[HDR-photo] Color shift when converting to HDR with Photomatix
Royce Howland
royce at cospring.com
Sat Mar 24 14:51:15 EST 2007
Jim Bell wrote:
> [...] It looks like maybe Photomatix is not interpreting the
> white balance in the metadata correctly. If I convert a nicely exposed
> RAW file into an HDR and then look at the original file vs the new HDR
> image, the result is always way too much yellow in the HDR. Any thoughts?
In my experience, the interpretation of white balance information varies
across different RAW converter engines. Photomatix uses an engine called
dcraw, and I'd expect any other dcraw-based application to convert the
same file with the same look in terms of WB. Likewise I would expect
Lightroom and Adobe Camera Raw to look the same since they both use the
same engine -- ACR. However different RAW converters like Capture One,
ACR/LR, Aperture, the camera vendor's software, etc. may look different
than Photomatix (and each other).
You can adjust the WB in Photomatix when blending multiple RAW files
together. However when doing "pseudo-HDR" processing of a single RAW
file there is no option to adjust the WB and what is used is the "as
shot" WB. In that case, if you prefer it to look different your best bet
is to convert the RAW in your favorite converter and feed a 16-bit TIFF
to Photomatix. We had a discussion here a few weeks ago about the
relative benefits of doing separate RAW conversion vs. using Photomatix
to process RAW's; if you search the list's archives you'll find it.

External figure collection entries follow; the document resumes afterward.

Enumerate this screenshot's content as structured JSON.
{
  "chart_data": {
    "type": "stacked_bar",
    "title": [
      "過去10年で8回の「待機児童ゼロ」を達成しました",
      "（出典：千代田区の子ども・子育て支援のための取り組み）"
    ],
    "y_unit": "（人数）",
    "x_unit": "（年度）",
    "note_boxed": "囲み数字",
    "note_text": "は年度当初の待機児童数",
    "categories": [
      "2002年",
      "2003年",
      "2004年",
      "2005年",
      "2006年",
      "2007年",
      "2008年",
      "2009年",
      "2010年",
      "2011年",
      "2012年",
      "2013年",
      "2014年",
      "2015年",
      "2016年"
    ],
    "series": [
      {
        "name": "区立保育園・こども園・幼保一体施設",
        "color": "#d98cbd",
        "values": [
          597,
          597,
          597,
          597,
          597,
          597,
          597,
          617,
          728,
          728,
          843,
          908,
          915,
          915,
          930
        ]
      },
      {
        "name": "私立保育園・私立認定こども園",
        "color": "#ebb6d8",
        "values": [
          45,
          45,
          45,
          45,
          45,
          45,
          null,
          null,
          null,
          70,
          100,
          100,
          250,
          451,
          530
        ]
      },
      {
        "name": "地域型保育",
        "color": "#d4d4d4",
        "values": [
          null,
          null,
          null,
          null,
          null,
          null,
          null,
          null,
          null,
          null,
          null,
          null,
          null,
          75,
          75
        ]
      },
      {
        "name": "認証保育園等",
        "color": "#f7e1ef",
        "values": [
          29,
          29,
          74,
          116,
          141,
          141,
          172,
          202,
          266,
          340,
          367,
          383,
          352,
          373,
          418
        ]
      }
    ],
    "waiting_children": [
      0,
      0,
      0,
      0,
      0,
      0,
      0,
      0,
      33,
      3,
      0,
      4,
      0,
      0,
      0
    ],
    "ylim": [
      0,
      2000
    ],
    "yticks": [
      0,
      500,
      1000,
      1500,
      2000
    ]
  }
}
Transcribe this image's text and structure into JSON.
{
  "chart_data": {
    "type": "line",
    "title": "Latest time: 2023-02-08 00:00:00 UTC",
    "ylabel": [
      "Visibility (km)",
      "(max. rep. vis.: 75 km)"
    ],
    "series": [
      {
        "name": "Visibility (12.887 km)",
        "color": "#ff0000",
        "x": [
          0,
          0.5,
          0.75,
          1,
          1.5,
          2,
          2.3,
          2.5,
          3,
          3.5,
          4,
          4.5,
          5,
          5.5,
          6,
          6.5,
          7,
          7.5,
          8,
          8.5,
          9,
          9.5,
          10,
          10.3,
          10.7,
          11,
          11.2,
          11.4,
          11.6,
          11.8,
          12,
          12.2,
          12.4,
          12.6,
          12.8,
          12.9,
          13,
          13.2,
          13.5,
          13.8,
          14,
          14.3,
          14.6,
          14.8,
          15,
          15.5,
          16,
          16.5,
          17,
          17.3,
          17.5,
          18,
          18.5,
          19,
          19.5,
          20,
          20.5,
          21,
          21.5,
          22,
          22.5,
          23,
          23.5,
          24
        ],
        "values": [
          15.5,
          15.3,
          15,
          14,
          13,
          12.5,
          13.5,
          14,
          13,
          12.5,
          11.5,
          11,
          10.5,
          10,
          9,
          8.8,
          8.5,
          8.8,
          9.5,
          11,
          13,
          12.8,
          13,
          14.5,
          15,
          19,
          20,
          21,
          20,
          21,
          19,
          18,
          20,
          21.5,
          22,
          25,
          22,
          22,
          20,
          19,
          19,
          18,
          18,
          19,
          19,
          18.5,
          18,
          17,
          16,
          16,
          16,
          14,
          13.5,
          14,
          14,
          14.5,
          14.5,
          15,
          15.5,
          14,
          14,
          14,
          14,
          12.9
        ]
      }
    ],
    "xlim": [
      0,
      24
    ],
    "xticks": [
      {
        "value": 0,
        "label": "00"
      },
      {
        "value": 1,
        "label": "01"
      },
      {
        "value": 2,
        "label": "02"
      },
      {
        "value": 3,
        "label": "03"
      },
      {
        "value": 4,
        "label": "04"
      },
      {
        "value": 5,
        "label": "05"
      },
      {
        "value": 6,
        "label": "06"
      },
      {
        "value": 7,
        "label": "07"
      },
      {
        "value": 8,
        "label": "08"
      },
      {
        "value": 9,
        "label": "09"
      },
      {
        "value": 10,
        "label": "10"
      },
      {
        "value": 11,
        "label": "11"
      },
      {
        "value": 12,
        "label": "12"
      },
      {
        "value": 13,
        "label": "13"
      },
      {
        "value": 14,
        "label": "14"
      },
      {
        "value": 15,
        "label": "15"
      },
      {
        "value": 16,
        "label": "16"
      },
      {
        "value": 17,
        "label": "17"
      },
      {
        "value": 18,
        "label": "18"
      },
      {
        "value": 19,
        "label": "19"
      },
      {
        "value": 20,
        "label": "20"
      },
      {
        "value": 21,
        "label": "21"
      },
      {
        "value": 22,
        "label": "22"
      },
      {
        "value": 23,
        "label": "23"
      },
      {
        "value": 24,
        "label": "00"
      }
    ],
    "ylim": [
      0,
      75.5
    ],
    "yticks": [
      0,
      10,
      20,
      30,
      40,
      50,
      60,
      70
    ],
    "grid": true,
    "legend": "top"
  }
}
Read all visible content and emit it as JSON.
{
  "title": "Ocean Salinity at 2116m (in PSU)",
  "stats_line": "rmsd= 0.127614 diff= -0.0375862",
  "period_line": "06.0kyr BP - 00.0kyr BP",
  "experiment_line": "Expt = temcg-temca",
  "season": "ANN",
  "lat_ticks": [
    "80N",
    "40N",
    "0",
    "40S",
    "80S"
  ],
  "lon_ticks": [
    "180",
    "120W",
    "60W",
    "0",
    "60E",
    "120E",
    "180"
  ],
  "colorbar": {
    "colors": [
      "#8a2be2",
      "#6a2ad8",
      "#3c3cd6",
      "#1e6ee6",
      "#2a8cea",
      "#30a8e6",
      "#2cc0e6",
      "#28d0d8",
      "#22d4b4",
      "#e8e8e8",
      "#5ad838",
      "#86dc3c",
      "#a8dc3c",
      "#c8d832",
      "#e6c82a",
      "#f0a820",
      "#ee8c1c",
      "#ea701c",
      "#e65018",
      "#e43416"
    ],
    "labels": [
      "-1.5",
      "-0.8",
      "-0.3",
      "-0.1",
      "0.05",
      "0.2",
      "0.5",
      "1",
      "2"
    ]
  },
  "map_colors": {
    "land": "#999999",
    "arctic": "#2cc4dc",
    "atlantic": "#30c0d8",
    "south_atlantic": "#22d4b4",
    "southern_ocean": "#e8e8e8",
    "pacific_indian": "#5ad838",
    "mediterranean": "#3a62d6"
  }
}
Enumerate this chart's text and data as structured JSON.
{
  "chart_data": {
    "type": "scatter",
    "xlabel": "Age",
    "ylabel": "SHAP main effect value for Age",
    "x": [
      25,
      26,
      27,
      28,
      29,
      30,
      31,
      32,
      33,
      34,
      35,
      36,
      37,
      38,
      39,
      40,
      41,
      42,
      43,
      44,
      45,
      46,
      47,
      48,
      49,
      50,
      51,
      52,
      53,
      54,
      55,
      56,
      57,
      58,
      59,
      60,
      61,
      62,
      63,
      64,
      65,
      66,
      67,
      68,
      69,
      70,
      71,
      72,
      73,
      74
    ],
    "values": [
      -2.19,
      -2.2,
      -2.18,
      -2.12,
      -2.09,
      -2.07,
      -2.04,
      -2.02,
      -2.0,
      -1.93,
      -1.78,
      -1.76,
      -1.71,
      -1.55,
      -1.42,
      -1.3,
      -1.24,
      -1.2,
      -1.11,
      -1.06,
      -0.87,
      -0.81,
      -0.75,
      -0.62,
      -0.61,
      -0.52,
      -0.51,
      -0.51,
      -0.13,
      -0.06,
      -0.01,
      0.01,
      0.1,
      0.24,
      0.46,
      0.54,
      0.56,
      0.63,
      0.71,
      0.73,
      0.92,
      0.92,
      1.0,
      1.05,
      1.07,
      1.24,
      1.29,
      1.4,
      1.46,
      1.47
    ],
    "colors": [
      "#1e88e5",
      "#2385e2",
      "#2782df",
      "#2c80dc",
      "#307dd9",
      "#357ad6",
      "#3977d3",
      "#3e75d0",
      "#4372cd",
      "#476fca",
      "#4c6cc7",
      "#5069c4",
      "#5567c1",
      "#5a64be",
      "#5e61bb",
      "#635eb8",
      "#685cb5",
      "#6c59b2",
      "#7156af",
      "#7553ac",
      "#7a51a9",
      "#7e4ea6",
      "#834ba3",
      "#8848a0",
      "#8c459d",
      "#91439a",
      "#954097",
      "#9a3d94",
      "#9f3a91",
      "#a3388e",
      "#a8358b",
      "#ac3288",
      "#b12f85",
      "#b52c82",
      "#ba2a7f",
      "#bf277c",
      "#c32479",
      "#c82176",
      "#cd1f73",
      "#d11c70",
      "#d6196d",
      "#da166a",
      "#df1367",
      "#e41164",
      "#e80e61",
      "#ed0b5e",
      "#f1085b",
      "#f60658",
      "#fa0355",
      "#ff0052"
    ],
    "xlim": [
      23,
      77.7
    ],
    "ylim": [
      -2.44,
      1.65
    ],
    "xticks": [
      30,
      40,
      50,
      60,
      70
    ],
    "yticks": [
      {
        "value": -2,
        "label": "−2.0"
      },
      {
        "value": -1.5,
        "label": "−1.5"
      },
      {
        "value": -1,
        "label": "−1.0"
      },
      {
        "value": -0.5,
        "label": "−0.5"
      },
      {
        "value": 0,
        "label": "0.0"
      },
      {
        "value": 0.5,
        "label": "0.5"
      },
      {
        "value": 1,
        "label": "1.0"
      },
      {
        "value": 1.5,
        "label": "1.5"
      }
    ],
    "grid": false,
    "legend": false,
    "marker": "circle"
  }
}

Note that there also may be some color management issues at work here.
The actual RGB numbers in an image may be interpreted according to
different color spaces by each different application, which may make
them look different when displayed to the screen. Photomatix Pro 2.4 has
begun to introduce some color management functionality, but it isn't
complete. In particular, when processing a single RAW file you can't
specify how to interpret the final RGB color primaries. Whereas when
merging multiple RAW files you get to choose between sRGB, Adobe RGB and
ProPhoto RGB.
In general, color management of HDR images is a dicey proposition
because most HDR image formats and software don't really support CM of
32-bit images. Depending on which files, color spaces, applications and
CM settings you're dealing with, even an identical file's colors may
look different. So you can't necessarily compare apples to apples
between Photomatix's display and other applications' displays.
Unless you always use sRGB for everything, you need to take final
versions of the images, assign the appropriate color spaces, and look at
them side by side in the same (ideally color managed) viewer application
to really tell the differences in color.